Last visit was: Sat Oct 23, 2021 10:09 am
It is currently Sat Oct 23, 2021 10:09 am



 [ 84 posts ]  Go to page Previous  1, 2, 3, 4, 5, 6  Next
 microop 6502 
Author Message

Joined: Sat Feb 02, 2013 9:40 am
Posts: 1508
Location: Canada
Shelving this project for now and switching back to nvio3. Without changing the instruction set and programming model drastically, it's probably faster to use a much smaller pipelined 6502 core.

_________________
Robert Finch http://www.finitron.ca


Thu Dec 12, 2019 3:55 am WWW

Joined: Fri Nov 29, 2019 2:09 am
Posts: 18
Some interesting findings in this project Rob. As you suggest, a pipelined 6502 seems to be a promising approach. I’m currently digging into the branch prediction scheme of the pipelined model I built. I am finding that the correlating predictor I am using needs a very big history table — gshare with a 16-bit history. I was very interested to learn how efficient your correlating predictor seems to be in this build (2-bit history, if I recall correctly). Makes me think I must be doing something wrong. If you’re interested, here is a link to the relevant post on 6502.org. I would be delighted to learn more about your approach to these predictors.


Sat Dec 14, 2019 3:58 am

Joined: Sat Feb 02, 2013 9:40 am
Posts: 1508
Location: Canada
One gotcha with larger tables in an FPGA is that they can't be built out of block ram, block ram has a minimum latency of a clock cycle, and two or three cycles if one wants to get good read performance. A branch predictor needs the prediction within the current clock cycle. That means building a table using FF's or distributed rams in an FPGA. The table is pretty much limited in size then or the fmax will suffer. Using predictors that make use of smaller PHT's might help.
Quote:
the correlating predictor I am using needs a very big history table — gshare with a 16-bit history.
As gshare exclusively or's the global history with some of the program counter bits, a smaller table can be used by limiting the bits xor'd. The gshare predictor I coded uses only a 1k entry table by xor'ing five bits of global history with five bits from the program counter, then using five other bits of the program counter as a pht index.
Code:
wire [9:0] bht_wa = {pc[6:2],gbl_branch_hist[5:1]^pc[11:7]};      // write address

One trick that might make a difference for the 6502 is to trying 'zoning' the branches by not using the low bit or two of the program counter as an index. Branches are two byte instructions, if they were aligned every other byte then using the low bit of the program counter as an index would not be necessary. Since branches are about every fourth or fifth instruction there's a 'zone' that the branch falls in.

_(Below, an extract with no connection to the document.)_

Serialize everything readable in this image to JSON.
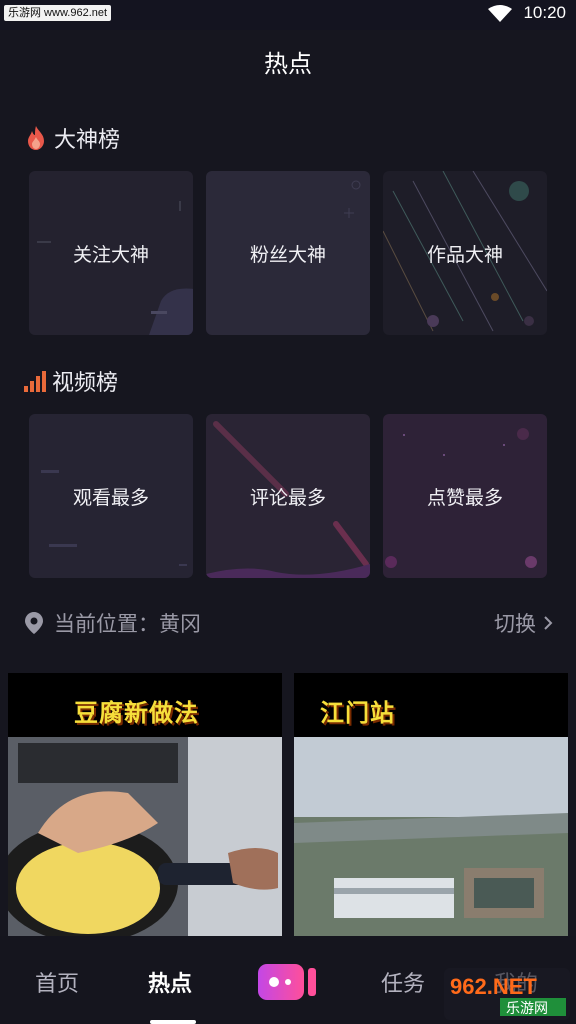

Of course if two branches fall in the same zone the prediction will be completely off.

_________________
Robert Finch http://www.finitron.ca


Sat Dec 14, 2019 5:16 am WWW

Joined: Fri Nov 29, 2019 2:09 am
Posts: 18
robfinch wrote:
A branch predictor needs the prediction within the current clock cycle. That means building a table using FF's or distributed rams in an FPGA. The table is pretty much limited in size then or the fmax will suffer.
This is great information, thank you. An FF table needs to be pretty small. I’ll need to work a little harder here.

Quote:
The gshare predictor I coded uses only a 1k entry table by xor'ing five bits of global history with five bits from the program counter, then using five other bits of the program counter as a pht index.
Wait, I’m not clear on this ... I’m xor’ing low-order bits from PC with the Global History Register (GHR), and then using *that* as an index into the pht. I discard the upper bits of PC. You seem to use the remaining bits from PC for the index. What do you do with the xor’ed value then? I may be doing something wrong.

Quote:
One trick that might make a difference for the 6502 is to trying 'zoning' the branches by not using the low bit or two of the program counter as an index. Branches are two byte instructions, if they were aligned every other byte then using the low bit of the program counter as an index would not be necessary. Since branches are about every fourth or fifth instruction there's a 'zone' that the branch falls in. Of course if two branches fall in the same zone the prediction will be completely off.
Great suggestion. I’ve actually tried this and it yielded no measurable increase in accuracy when keeping the table the same size. But I did not test whether it would deliver the same accuracy with a smaller table, which is not quite the same thing. :roll: I will try again.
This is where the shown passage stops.